Bueckstueck 25.04.2018
3. Ich würde mir auch Sorgen machen
Zu einem Gegner zu fahren der zwei Auswärtstore geschossen und zuvor Barça mit 3 Toren aus dem Wettbewerb gekegelt hat, würde mir auch Sorgen bereiten.
qewr 25.04.2018
4. Fcb!
Salah hat ja beim FCB das Fußballspielen so richtig gelernt.
flicflac 25.04.2018
5. Der Zähnefletscher Klopp
wird von vielen gemocht. Viele mögen ihn nicht. Seine bösartigen Grimassen an der Seitenlinie ( inzwischen mit schneeweißen Zähnen ), sein unflätiges Benehmen an der Seitenlinie ( das ihn schon sehr viel Geld gekostet hat ), seine fürchterliche Kleidung.

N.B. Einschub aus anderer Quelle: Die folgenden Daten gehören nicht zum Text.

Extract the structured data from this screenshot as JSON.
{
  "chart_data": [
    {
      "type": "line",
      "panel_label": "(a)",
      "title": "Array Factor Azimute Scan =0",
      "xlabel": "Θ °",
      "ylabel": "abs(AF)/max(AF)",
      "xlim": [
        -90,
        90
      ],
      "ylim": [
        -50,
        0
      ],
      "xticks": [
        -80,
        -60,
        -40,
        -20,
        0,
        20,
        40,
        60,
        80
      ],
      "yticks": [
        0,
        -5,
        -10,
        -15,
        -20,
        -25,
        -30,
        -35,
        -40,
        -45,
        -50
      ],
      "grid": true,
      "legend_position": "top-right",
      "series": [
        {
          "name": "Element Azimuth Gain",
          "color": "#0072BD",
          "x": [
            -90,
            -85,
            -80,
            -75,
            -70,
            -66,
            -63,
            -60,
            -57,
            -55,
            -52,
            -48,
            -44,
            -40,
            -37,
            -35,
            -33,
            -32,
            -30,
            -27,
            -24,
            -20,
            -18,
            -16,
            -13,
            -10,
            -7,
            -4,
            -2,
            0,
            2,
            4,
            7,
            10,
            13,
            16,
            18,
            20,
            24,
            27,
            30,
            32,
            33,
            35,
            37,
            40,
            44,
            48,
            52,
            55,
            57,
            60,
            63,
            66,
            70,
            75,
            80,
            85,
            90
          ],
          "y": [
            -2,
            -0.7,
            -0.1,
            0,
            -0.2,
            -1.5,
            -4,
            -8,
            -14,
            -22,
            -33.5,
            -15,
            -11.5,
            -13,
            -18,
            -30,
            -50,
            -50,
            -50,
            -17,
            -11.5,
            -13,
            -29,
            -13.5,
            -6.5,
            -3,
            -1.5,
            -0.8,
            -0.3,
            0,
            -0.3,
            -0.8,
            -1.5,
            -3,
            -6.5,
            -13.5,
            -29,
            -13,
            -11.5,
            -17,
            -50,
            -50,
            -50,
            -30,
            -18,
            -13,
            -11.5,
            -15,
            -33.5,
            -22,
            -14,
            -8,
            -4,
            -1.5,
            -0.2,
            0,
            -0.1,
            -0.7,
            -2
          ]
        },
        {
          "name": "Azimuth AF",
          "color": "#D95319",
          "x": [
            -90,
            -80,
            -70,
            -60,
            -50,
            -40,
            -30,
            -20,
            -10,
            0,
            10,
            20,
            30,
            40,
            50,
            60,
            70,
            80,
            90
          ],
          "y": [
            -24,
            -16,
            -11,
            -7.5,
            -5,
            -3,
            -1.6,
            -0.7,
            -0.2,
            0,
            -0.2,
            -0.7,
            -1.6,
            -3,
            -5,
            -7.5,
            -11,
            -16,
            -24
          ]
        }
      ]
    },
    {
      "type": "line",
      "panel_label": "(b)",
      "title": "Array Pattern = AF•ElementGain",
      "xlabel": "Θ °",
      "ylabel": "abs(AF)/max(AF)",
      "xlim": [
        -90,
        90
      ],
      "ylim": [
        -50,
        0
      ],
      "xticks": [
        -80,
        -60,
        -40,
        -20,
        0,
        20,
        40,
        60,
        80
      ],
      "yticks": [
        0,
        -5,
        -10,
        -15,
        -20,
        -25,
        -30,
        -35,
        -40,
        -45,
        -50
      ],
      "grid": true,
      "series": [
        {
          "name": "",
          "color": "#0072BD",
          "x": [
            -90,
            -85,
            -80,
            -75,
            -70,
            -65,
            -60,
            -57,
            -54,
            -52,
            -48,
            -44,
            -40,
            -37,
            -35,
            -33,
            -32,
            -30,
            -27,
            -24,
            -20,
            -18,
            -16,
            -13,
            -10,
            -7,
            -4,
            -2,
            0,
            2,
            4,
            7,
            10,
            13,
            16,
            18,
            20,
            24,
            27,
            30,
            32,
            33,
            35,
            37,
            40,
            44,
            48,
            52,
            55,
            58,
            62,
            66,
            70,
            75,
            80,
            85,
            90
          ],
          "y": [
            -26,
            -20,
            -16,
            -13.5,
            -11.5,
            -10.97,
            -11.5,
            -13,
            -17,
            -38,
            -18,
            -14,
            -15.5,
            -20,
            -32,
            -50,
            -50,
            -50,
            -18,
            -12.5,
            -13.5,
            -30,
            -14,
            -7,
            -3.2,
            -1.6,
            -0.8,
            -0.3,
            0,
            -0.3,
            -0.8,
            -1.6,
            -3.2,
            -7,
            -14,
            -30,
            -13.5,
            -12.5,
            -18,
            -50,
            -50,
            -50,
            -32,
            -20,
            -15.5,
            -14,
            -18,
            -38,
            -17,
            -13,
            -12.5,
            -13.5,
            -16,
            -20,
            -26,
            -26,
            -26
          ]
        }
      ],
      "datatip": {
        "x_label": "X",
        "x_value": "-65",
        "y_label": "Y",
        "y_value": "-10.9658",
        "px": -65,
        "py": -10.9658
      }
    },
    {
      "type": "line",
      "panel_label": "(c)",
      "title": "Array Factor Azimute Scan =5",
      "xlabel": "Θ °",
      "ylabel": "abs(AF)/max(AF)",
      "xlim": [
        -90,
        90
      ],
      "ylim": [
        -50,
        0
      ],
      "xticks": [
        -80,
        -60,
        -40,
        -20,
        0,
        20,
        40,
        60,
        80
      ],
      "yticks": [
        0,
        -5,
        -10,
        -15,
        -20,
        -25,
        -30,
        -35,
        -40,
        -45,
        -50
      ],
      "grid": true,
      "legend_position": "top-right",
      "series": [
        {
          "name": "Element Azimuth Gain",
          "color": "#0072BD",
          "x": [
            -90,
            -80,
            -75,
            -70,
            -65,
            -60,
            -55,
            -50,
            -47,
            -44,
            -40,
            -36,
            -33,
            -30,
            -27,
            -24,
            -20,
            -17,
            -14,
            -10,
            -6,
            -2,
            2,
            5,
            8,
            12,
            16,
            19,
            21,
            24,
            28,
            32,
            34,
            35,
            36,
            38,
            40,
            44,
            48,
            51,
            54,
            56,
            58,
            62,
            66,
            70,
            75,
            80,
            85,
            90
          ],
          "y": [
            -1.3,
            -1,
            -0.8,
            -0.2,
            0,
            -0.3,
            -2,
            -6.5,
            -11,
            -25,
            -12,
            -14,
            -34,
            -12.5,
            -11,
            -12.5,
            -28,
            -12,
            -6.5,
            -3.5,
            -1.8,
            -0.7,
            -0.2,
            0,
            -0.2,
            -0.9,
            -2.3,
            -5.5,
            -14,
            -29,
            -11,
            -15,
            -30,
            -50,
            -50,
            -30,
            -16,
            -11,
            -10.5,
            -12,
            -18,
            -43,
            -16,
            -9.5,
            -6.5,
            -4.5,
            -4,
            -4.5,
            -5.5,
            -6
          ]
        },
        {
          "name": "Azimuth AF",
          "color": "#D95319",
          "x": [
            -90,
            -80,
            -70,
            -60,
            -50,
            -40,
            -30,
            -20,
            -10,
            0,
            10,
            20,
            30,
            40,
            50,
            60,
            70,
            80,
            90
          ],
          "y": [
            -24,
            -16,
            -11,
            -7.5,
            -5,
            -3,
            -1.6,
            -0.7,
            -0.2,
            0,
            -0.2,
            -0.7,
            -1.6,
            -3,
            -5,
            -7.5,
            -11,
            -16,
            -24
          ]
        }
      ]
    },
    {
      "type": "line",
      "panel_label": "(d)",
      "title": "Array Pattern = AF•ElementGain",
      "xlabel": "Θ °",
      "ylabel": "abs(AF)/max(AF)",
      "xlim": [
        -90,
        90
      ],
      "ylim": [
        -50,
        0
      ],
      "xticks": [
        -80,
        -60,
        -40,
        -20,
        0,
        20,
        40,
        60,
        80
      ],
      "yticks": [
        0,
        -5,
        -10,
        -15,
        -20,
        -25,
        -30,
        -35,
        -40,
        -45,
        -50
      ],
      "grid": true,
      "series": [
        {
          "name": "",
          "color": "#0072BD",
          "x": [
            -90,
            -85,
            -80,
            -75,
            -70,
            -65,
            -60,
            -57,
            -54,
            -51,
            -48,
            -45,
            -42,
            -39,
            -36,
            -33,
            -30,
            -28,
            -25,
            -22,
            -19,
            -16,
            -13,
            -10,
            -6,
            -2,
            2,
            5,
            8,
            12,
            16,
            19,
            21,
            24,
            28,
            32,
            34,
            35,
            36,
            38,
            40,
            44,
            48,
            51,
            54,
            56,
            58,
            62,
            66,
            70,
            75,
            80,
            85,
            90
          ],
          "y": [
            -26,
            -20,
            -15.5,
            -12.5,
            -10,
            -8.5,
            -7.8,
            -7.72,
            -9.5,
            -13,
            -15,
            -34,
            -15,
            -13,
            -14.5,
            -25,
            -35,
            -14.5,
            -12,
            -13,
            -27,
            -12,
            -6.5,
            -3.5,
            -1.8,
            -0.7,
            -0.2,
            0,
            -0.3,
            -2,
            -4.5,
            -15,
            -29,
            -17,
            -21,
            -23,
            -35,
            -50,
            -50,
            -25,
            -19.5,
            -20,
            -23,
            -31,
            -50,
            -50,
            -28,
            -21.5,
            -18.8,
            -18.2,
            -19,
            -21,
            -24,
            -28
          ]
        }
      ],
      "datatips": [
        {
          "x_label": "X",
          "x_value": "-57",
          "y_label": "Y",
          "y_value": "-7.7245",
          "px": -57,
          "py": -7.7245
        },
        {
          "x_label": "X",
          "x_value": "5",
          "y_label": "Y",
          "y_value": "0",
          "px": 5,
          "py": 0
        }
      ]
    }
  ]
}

Er lässt immer noch den gleichen Hurra-Fußball spielen wie in Dortmund, der sich in Deutschland dann irgendwann totgespielt hatte und die Mannschaft bis zum 18ten Platz durchgereicht wurde. Mal sehen wie schnell auch die Römer diese Art Fußball enträtseln können. 3:0 Tore gingen auch gegen Barca.